CHAPTER 6
 
China Confronts Both Superpowers
 
OTTO VON BISMARCK, probably the greatest diplomat of the second half of the nineteenth century, once said that in a world order of five states, it is always desirable to be part of a group of three. Applied to the interplay of three countries, one would therefore think that it is always desirable to be in a group of two.
That truth escaped the chief actors of the China-Soviet-U.S. triangle for a decade and a half—partly because of the unprecedented maneuvers of Mao. In foreign policy, statesmen often serve their objectives by bringing about a confluence of interests. Mao’s policy was based on the opposite. He learned to exploit overlapping hostilities. The conflict between Moscow and Washington was the strategic essence of the Cold War; the hostility between Washington and Beijing dominated Asian diplomacy. But the two Communist states could never merge their respective hostility toward the United States—except briefly and incompletely in the Korean War—because of Mao’s evolving rivalry with Moscow over ideological primacy and geostrategic analysis.
From the point of view of traditional power politics, Mao, of course, was in no position to act as an equal member of the triangular relationship. He was by far the weakest and most vulnerable. But by playing on the mutual hostility of the nuclear superpowers and creating the impression of being impervious to nuclear devastation, he managed to bring about a kind of diplomatic sanctuary for China. Mao added a novel dimension to power politics, one for which I know of no precedent. Far from seeking the support of either superpower—as traditional balance-of-power theory would have counseled—he exploited the Soviet-U.S. fear of each other by challenging each of the rivals simultaneously.
Within a year of the end of the Korean War, Mao confronted America militarily in a crisis in the Taiwan Strait. Almost simultaneously, he began to confront the Soviet Union ideologically. He felt confident in pursuing both courses because he calculated that neither superpower would permit his defeat by the other. It was a brilliant application of the Zhuge Liang Empty City Stratagem described in an earlier chapter, which turns material weakness into a psychological asset.
At the end of the Korean War, traditional students of international affairs—especially Western scholars—expected that Mao would seek a period of respite. Since the victory of the Communists, there had been nary a month of even apparent tranquility. Land reform, the implementation of the Soviet economic model, and the destruction of the domestic opposition had constituted a packed and dramatic domestic agenda. Simultaneously the still quite underdeveloped country was engaged in a war with a nuclear superpower in possession of advanced military technology.

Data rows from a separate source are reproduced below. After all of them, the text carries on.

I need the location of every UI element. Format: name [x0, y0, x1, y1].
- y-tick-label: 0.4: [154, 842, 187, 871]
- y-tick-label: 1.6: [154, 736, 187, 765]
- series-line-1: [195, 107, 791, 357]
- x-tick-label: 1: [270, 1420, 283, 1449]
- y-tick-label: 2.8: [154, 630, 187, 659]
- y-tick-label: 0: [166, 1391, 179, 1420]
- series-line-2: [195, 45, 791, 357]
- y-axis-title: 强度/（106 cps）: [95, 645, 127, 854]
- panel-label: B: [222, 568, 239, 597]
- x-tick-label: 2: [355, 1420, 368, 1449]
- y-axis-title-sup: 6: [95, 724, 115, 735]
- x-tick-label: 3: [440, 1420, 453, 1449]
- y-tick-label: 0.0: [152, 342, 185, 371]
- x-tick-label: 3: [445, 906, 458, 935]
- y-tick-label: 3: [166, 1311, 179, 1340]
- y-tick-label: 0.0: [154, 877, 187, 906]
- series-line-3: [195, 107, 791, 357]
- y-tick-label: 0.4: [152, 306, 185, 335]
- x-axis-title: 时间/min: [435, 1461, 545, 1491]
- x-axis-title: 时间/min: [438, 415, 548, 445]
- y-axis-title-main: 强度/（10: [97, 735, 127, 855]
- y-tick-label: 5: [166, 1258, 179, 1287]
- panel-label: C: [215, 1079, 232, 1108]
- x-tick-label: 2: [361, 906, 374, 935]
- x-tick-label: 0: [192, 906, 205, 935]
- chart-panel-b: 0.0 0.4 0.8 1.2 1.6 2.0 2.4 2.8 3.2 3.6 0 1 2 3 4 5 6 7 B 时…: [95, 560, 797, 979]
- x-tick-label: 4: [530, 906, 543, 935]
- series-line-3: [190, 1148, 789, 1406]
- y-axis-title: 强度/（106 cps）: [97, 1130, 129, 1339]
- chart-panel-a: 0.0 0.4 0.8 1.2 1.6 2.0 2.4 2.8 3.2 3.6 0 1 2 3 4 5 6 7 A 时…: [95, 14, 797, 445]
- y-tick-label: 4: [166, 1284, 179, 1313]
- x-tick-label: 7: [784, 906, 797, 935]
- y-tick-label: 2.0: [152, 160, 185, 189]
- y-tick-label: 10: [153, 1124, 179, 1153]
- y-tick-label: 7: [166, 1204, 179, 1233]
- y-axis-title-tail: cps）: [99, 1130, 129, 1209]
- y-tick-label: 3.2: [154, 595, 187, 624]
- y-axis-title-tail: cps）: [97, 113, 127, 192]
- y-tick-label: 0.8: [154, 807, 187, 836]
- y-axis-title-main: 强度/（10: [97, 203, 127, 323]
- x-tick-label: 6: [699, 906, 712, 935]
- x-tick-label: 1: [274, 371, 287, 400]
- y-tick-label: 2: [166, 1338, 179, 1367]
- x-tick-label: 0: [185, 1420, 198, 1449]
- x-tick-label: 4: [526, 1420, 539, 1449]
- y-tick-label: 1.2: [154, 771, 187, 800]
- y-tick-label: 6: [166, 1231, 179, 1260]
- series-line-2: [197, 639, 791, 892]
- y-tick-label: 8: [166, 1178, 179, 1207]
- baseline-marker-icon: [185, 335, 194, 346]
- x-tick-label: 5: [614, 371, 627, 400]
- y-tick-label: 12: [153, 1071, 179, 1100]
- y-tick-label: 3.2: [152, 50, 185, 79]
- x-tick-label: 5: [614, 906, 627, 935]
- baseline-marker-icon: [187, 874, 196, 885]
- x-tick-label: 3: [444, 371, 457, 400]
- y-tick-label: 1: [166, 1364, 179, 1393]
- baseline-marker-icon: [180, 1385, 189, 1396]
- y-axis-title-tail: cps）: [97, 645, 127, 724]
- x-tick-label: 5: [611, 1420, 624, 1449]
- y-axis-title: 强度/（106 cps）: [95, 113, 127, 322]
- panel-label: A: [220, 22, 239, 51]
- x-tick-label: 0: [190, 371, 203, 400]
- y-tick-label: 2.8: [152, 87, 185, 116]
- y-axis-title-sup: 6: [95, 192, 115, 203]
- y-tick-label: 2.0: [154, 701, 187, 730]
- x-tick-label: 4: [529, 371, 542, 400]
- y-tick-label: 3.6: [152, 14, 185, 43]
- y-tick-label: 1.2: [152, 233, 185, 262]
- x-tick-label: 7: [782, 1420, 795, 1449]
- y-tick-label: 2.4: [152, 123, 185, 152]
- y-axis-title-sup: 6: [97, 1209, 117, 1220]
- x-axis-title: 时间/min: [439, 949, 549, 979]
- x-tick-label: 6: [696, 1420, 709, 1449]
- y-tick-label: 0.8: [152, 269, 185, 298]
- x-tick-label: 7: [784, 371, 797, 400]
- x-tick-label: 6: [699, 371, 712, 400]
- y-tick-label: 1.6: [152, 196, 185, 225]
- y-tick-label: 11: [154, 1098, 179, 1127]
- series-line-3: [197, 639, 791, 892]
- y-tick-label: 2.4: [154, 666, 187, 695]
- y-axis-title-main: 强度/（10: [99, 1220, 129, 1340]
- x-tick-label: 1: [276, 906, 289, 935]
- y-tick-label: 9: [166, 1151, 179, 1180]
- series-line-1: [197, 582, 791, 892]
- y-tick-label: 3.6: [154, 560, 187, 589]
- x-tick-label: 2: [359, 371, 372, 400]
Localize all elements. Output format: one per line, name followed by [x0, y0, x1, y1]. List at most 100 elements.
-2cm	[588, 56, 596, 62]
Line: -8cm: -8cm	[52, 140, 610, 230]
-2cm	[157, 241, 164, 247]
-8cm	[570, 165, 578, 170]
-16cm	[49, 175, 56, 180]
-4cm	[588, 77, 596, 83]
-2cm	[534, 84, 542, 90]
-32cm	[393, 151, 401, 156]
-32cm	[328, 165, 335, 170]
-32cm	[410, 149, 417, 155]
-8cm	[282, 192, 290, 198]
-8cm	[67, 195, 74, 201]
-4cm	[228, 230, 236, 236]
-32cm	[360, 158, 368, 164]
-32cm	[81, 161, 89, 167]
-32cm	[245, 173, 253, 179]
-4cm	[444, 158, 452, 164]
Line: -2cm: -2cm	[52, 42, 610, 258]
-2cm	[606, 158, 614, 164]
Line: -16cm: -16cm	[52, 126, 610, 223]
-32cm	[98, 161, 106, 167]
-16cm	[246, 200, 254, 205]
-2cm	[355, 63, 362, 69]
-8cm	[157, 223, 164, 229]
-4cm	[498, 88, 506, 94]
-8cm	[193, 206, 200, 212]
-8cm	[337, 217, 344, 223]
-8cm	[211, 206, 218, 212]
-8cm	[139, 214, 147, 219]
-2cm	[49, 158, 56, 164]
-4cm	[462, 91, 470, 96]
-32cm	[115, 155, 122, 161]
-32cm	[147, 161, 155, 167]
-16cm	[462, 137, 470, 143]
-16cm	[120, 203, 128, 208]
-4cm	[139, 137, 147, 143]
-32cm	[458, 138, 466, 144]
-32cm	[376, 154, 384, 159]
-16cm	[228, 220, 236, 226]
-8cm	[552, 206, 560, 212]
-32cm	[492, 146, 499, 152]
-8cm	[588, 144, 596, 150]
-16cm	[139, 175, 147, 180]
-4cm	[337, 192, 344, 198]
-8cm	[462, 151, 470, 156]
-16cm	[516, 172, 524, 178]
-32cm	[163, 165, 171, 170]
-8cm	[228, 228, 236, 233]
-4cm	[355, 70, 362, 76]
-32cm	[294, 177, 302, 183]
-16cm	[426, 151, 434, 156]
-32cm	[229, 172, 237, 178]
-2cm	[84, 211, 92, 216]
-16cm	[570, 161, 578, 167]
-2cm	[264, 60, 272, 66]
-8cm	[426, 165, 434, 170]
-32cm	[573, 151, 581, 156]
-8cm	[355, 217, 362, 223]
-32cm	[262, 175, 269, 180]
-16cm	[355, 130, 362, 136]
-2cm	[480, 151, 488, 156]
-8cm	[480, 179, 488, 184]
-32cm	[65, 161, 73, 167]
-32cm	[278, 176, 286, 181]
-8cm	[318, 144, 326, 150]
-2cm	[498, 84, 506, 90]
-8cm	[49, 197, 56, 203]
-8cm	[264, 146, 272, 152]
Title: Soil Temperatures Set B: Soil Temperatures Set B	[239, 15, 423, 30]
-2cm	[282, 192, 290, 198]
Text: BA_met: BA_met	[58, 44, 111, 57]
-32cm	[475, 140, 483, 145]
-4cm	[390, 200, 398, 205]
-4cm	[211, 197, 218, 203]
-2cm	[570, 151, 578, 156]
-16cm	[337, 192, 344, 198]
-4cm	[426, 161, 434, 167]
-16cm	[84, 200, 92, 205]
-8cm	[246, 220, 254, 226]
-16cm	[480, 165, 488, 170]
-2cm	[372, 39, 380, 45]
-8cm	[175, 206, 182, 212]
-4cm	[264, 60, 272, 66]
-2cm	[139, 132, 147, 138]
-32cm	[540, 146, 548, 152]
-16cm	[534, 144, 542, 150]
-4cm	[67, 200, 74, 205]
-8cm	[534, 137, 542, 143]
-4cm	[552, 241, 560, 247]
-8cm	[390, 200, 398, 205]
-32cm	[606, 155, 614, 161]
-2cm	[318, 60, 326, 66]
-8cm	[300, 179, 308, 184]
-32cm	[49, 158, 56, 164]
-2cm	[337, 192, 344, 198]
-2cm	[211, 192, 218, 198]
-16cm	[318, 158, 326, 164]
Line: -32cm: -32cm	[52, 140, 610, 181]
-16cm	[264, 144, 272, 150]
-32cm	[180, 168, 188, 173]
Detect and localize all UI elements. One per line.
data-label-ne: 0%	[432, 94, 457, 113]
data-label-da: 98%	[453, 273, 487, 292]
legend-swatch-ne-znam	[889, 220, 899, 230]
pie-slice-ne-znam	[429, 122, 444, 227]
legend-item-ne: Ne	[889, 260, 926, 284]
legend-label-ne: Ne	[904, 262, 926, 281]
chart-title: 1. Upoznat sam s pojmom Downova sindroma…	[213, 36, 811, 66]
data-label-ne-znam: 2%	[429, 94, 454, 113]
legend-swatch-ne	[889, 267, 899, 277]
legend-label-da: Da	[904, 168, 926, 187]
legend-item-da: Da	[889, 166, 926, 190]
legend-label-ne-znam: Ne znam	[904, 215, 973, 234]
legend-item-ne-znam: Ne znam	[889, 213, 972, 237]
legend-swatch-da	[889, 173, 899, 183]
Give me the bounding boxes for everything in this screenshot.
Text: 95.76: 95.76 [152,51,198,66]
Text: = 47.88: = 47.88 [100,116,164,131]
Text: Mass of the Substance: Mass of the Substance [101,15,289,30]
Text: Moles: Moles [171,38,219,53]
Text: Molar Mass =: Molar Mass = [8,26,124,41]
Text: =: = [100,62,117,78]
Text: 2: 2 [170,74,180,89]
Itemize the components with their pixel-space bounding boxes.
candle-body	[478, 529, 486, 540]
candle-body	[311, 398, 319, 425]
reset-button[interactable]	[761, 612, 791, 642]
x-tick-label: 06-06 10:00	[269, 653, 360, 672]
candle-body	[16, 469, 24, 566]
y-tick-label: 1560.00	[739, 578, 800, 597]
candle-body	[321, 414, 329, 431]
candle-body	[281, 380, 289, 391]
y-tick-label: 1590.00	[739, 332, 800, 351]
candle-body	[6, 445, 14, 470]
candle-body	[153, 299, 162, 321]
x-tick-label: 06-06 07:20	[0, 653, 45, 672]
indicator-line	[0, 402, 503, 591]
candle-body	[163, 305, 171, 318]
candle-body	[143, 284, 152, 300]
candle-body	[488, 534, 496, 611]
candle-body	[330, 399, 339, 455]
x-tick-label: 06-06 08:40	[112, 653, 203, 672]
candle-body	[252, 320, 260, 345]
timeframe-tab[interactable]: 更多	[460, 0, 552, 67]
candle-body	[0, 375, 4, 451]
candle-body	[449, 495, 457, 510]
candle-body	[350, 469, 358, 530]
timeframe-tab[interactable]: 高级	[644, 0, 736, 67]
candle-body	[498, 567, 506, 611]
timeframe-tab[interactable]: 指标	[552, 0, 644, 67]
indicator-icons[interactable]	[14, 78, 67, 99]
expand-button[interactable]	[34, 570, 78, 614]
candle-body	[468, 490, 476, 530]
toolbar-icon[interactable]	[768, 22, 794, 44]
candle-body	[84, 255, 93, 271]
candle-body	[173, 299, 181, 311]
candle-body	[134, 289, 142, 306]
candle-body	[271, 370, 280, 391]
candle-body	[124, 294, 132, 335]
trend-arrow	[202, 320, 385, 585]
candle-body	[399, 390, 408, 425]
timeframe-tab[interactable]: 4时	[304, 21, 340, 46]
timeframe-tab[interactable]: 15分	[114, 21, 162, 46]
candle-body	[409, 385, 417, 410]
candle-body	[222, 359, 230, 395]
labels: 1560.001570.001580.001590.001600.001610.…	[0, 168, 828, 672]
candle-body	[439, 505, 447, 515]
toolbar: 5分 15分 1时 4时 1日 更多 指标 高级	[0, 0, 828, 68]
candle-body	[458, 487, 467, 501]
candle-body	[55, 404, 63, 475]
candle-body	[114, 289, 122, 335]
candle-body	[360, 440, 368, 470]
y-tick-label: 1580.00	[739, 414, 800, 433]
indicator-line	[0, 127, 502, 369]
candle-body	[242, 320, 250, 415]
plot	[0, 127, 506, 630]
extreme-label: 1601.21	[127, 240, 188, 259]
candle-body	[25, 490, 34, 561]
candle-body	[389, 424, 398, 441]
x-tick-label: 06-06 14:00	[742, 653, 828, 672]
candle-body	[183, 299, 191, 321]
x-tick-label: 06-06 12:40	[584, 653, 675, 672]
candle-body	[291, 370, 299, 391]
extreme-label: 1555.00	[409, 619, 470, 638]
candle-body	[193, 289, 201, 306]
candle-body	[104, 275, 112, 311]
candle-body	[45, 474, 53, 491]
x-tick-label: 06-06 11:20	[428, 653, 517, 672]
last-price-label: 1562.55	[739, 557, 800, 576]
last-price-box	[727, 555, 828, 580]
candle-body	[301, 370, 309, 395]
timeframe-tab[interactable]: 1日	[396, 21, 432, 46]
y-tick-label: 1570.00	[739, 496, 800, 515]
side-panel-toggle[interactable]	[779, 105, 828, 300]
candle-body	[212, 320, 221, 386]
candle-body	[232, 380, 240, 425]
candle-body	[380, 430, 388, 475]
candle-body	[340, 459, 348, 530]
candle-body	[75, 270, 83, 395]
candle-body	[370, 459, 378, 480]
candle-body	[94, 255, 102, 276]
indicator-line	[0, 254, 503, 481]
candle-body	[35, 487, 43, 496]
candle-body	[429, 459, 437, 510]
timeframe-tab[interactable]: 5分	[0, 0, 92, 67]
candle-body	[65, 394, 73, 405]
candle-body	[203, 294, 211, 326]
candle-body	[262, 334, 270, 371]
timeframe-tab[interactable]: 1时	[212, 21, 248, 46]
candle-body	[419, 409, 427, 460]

Mao had no intention to enter history for the respites he availed to his society. Instead, he launched China into a set of new upheavals: two conflicts with the United States in the Taiwan Strait, the beginning of conflict with India, and a growing ideological and geopolitical controversy with the Soviet Union.
For the United States, by contrast, the end of the Korean War and the advent of the administration of Dwight Eisenhower marked the return to domestic “normalcy” that would last for the rest of the decade. Internationally, the Korean War became a template for Communism’s commitment to expansion by political subversion or military aggression wherever possible. Other parts of Asia supplied corroborating evidence: the guerrilla war in Malaysia; the violent bid for power by leftists in Singapore; and, increasingly, in the wars in Indochina. Where the American perception went partially awry was in thinking of Communism as a monolith and failing to understand the depth of suspicion, even at this early stage, between the two Communist giants.
The Eisenhower administration dealt with the threat of aggression by methods borrowed from America’s European experience. It tried to shore up the viability of countries bordering the Communist world following the example of the Marshall Plan, and it constructed military alliances in the style of NATO, such as the Southeast Asia Treaty Organization (SEATO) between the new nations bordering China in Southeast Asia. It did not fully consider the essential difference between European conditions and those at the fringe of Asia. The postwar European countries were established states with elaborated institutions. Their viability depended on closing the gap between expectation and reality, caused by the depredations of the Second World War—an expansive project that proved manageable, however, in a relatively brief period of time as history is measured. With domestic stability substantially assured, the security problem turned into defense against a potential military attack across established international frontiers.
In Asia around the rim of China, however, the states were still in the process of formation. The challenge was to create political institutions and a political consensus out of ethnic and religious divisions. This was less a military, more a conceptual, task; the security threat was domestic insurrection or guerrilla warfare rather than organized units crossing military frontiers. This was a particular challenge in Indochina, where the end of the French colonial project left four countries (North Vietnam, South Vietnam, Cambodia, and Laos) with contested borders and weak independent national traditions. These conflicts had their own dynamism not controllable in detail from Beijing or Moscow or Washington, yet influenced by the policies of the strategic triangle. In Asia, therefore, there were very few, if any, purely military challenges. Military strategy and political and social reform were inextricably linked.